Tuesday 28 June 2011

True Crime?

I believe that bloggers and reviewers shouldn’t give away the plots of other writers’ novels. It’s perhaps not so crucial in traditional romances, when it’s guaranteed that the hero and heroine will have their happily ever after. Although I do recall reading about someone who objected when a review of a television adaptation revealed that Elizabeth Bennet marries Mr Darcy.

In novels where the detection of crime is a major theme, however, the reader’s experience can be completely spoiled if he or she knows the ending in advance. I remember the furore when a national newspaper obituary of Agatha Christie gave away the solution to one of her mysteries. As I recall, the obituarist was unrepentant; he said it was the best way to illustrate Dame Agatha’s particular genius.

However, I don’t think it’s possible to make the point I want to make in this post effectively without revealing plot details. So I’ll say in advance that I’m going to be talking about Phil Rickman's The Lamp of the Wicked and Christopher Fowler's  Bryant and May: Off the Rails. Anyone who really doesn’t want to know about those books shouldn’t read beyond the end of this paragraph. I have read and enjoyed other books by these authors; the fact that I have reservations about these two titles doesn’t mean I dislike their work overall.
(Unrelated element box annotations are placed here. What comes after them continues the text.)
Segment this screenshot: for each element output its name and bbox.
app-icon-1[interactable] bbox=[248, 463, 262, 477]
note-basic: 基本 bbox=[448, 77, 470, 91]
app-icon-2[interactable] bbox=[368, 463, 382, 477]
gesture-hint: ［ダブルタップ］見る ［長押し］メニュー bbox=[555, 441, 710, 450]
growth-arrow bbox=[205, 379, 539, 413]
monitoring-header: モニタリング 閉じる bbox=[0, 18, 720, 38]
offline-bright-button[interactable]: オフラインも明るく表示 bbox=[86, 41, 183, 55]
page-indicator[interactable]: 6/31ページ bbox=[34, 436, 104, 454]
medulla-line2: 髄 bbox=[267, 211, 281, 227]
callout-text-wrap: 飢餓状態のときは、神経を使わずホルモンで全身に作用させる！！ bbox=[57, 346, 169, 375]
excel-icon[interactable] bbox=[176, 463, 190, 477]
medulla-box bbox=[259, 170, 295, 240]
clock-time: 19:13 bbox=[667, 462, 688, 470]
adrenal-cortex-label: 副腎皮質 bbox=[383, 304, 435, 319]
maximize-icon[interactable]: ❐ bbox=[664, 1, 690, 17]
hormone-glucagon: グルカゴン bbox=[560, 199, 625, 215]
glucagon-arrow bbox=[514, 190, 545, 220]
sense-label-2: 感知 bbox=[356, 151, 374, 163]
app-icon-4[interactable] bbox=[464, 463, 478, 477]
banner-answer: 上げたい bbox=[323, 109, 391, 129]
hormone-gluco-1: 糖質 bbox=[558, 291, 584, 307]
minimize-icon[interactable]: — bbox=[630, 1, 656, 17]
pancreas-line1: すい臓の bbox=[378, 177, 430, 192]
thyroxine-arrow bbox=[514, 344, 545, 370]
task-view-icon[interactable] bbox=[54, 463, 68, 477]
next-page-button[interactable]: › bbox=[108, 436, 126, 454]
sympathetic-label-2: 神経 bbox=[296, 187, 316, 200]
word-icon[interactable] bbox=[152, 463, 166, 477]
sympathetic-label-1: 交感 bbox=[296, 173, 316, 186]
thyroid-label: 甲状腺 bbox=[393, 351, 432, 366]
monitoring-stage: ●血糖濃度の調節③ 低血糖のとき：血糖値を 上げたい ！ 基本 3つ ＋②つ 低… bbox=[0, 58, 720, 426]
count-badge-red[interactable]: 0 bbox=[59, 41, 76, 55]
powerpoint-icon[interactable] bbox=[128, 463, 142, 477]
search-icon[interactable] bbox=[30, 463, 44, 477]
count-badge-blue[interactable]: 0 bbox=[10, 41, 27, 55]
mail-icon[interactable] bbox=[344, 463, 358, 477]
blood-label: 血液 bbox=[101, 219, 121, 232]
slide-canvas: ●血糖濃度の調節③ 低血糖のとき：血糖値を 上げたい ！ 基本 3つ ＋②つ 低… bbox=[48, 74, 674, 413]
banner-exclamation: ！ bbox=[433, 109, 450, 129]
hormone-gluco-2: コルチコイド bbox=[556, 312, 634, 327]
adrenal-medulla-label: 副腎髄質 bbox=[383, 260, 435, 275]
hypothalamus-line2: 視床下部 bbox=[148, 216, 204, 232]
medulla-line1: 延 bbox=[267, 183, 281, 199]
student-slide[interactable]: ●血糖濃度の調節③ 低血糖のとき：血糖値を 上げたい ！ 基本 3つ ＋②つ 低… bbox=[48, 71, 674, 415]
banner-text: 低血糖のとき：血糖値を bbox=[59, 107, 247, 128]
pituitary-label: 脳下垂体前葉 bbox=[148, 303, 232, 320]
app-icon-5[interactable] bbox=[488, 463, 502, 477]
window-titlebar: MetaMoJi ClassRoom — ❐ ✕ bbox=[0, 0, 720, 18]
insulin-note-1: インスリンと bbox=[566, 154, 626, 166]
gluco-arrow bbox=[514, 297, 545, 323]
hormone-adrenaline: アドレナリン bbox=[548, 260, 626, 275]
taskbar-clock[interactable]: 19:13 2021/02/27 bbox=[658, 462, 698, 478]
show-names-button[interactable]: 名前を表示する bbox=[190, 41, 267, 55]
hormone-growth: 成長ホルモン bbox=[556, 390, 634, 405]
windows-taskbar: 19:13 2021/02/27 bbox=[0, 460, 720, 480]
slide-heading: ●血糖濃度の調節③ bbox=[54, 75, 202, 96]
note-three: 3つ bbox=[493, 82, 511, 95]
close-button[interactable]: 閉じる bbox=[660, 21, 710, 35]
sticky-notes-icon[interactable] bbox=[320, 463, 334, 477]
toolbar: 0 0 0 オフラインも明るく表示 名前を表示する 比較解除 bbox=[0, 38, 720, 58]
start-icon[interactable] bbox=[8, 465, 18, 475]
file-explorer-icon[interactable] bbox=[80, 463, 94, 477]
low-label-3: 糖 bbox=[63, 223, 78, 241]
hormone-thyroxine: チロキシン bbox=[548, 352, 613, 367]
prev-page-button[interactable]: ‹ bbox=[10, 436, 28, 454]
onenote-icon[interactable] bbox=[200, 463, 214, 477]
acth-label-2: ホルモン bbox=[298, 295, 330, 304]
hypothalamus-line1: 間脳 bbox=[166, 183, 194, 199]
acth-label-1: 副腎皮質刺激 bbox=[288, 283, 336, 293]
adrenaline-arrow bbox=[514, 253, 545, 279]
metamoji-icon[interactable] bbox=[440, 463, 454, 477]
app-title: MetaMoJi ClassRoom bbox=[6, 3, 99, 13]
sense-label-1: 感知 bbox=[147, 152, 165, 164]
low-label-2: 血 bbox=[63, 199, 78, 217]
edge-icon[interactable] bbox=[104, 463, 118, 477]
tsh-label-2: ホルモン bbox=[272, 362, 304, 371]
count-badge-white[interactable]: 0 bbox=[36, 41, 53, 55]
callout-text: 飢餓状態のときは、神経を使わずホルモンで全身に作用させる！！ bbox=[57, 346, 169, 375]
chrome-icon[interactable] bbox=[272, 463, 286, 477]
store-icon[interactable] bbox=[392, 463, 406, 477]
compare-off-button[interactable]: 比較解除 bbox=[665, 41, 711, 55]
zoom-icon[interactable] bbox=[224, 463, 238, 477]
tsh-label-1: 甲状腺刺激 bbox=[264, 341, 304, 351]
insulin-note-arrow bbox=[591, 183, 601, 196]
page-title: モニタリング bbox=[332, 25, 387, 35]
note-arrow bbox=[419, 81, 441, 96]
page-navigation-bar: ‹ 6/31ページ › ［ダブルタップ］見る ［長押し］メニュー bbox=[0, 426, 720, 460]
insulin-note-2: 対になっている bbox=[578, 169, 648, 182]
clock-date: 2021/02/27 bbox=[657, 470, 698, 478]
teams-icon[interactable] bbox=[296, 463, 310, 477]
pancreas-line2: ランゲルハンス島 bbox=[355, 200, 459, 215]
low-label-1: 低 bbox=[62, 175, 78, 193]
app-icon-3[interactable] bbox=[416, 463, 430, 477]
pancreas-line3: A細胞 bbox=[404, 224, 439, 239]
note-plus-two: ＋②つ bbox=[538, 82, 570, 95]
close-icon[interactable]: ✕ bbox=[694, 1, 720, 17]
So, on to the point of this post. When, if ever, is it appropriate to use real life crime for fictional purposes? The Whitechapel murders have been providing material for novels and film and television drama for years. Kate Summerscale’s The Suspicions of Mr Whicher is the most recent fictional interpretation of a crime that took place at Road Hill House in Wiltshire in 1860. All the people directly connected to these crimes is long dead and can‘t be affected by anything written about them. (Although, remarkably, one person involved in the events at Road Hill House lived until 1944 and is probably remembered by people still alive today.)

What about more recent crimes? In The Lamp of the Wicked, Phil Rickman uses real life events in Gloucester in the 1990s as part of the background to the story. Real people do not appear in the book, but one of the characters is said to have known and been influenced by the perpetrator of these real life crimes. There was no advance warning that fact and fiction would be mingled in this way; if there had been, I would probably have chosen not to read the book.

In Bryant and May: Off the Rails, Christopher Fowler concludes what, up to that point, had been an entertaining novel set against the fascinating background of the abandoned and unknown parts of the London Underground by revealing that the murderer the detectives had pursued through two books started the King's Cross Fire in 1987. There is in fact no evidence that the fire was started deliberately or criminally; that is pure invention on the author’s part. Again, there is no warning that real life events are going to intrude so starkly into the fiction.

So where does an author draw the line? Is it ever appropriate to use real tragic events as a background to fiction? Would it be more acceptable to use an event such as the King’s Cross Fire to explore the impact of a disaster on the lives of survivors, rather than to drive the plot of a mystery novel? Or should contemporary novelists always stick to fiction and leave real life events to journalists?